Atrioventricular Valves
The two atrioventricular valves separate the filling chambers (atria) from the pumping chambers (ventricles). The septal leaflet of the tricuspid valve is slightly more apical than the left-sided mitral valve leaflets. These leaflets should be thin, pliable structures that open fully with ventricular diastole and close completely during systole. Doppler evaluation of the atrioventricular valves shows a biphasic motion as the valve opens in diastole and closes in systole (Fig. 26-6).
Semilunar Valves and Great Arteries
The pulmonary anulus should be at least the same size, if not slightly larger, as the aortic anulus (Fig. 26-7; see Color Plate 34). The long-axis view is best to image the base of the aorta, ascending aorta, and sometimes the arch. The normal aorta should be seen in the “center” of the heart, arising from the base of the left ventricle. Continuity between the anterior wall of the aorta with the interventricular septum is normal; continuity between the posterior wall of the aorta and anterior leaflet of the mitral valve should be present. The pulmonary artery is anterior and to the right of the aorta as it arises from the right ventricular cavity. The main pulmonary artery bifurcates into right and left pulmonary artery branches that drain into the lungs. The semilunar valves should be thin, lunar-shaped cusps that open fully in systole.
Ductal Arch
The ductal arch may be seen best on the high short-axis view or sagittal view (Fig. 26-8). This short-axis view demonstrates the trifurcation of the main pulmonary artery into the right pulmonary artery (which wraps around the aorta in the short-axis view), the left pulmonary artery, and the large ductus arteriosus. The sagittal view shows the ductus resembling a “hockey stick” as it drains into the descending aorta.

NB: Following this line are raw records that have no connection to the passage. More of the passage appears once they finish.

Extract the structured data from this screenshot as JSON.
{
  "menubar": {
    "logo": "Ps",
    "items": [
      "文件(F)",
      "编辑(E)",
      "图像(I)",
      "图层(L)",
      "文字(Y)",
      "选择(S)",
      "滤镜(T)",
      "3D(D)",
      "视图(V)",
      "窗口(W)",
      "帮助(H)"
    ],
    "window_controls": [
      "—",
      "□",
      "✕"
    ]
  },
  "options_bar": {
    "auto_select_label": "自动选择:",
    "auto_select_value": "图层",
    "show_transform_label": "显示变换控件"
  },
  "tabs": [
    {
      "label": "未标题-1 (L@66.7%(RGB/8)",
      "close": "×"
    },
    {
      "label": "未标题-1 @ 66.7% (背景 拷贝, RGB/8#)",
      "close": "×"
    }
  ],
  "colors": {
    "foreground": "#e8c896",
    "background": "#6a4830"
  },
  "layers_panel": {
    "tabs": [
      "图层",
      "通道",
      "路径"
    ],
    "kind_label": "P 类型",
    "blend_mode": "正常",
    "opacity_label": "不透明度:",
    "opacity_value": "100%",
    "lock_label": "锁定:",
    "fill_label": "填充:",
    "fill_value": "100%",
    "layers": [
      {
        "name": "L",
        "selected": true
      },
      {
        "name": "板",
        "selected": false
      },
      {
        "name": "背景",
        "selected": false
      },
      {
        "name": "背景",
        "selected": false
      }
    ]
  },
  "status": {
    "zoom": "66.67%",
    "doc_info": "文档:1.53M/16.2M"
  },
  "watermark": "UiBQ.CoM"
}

Congenital Heart Anomalies
Atrial Septal Defects
Secundum Atrial Septal Defect
Secundum ASD is the most common atrial defect and occurs in the area of the foramen ovale (Fig. 26-9; see Color Plate 35). Usually an absence of the foramen ovale flap is noted, with the foramen ovale opening larger than normal. The size of the normal foramen should measure at least 60% of the aortic diameter (i.e., if the aorta measures 4mm, the foramen should be at least 2.4mm).